Rajindar Singh Dhatt was living in pre-partition India and had almost finished school when the Second World War broke out.
He had hoped to go to college, but his family couldn’t afford to send him so he joined the British-Indian Army.
“I asked my father that I wanted to go to college. He told me ‘I don’t have plenty of money to spend on you like that. You can join the army.’”
“After that I cleared the last class in high school, and my cousin and friend also, of the same age nearly 16, 17 or 18, all three of us joined the army.”
In the Army
“In 1944 I was sent to the B Reinforcement Centre and there a draft came that they wanted some supply people to reach Kohima, so we went to Kohima in 1944.”
Rajindar and his unit were sent to support the Allied Forces and help break through the Japanese defences in north east India.
“The Japanese were all around Kohima and Imphal and they had circled our two divisions, one Indian division and one British division.
There was one British Lieutenant, he came to us and he said, ‘you are in a theatre of war'.
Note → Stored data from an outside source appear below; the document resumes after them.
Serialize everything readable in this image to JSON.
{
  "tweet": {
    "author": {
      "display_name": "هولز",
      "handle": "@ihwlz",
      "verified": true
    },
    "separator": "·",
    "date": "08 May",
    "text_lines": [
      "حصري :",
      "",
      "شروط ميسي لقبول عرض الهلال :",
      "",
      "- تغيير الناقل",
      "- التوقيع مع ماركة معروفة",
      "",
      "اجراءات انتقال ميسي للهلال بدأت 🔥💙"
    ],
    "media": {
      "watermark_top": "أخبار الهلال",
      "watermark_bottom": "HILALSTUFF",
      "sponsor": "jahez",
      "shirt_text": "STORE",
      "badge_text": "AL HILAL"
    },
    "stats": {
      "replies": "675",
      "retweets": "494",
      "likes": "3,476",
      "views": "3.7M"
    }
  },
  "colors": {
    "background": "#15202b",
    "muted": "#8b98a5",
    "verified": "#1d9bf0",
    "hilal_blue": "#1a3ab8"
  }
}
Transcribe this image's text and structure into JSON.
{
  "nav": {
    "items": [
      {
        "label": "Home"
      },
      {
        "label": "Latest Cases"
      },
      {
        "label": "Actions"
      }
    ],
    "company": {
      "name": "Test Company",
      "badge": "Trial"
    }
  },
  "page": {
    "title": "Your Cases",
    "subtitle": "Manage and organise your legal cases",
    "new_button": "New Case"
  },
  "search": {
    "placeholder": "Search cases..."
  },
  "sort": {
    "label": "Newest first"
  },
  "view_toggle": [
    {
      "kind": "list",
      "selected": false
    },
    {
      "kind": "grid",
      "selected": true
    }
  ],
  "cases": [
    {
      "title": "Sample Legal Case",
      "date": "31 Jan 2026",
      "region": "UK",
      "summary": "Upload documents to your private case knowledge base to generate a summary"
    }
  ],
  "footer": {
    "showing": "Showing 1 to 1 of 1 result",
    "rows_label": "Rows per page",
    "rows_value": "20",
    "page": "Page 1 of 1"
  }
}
“We were laughing, a theatre…we were thinking that it was a film or something. It was then after that that he said, ‘we will defeat them.’ He gave us a lecture like that.
“I stood up and said that we Sikhs we’re not afraid of fighting. It doesn’t matter, we came here to fight and we will do that.
“First they had to liberate those two divisions who were circled. The Japanese aeroplanes they were gunning, circling and throwing those bombs out like that and going back.”
After the war
“We were very happy when on 15 August when the Japanese surrendered. And we said thank god, we have won the war.”
After the war Rajindar returned home to pre-partition India and worked as a physical training instructor at a school and on his family’s land. But he wanted more for himself and his family.
“They announced in 1962 that people who fought in the Second World War they can apply for a voucher to go to Britain. I applied for that voucher and they gave it to me.”
Coming to Britain
Rajindar came to Britain in 1963 and settled with his family in Hounslow.
He was one of the founder members of the Undivided Indian Ex-Servicemens Association, which brings together Second World War service personnel from pre-partition India living in the UK.
“There were nearly 150 people were together when we started that association… after that it went up to 300 people. Every year there was one reunion drinking, dancing and bhangra.
“We made it just like Punjabi. So, we were very happy. Life went on very happy like that."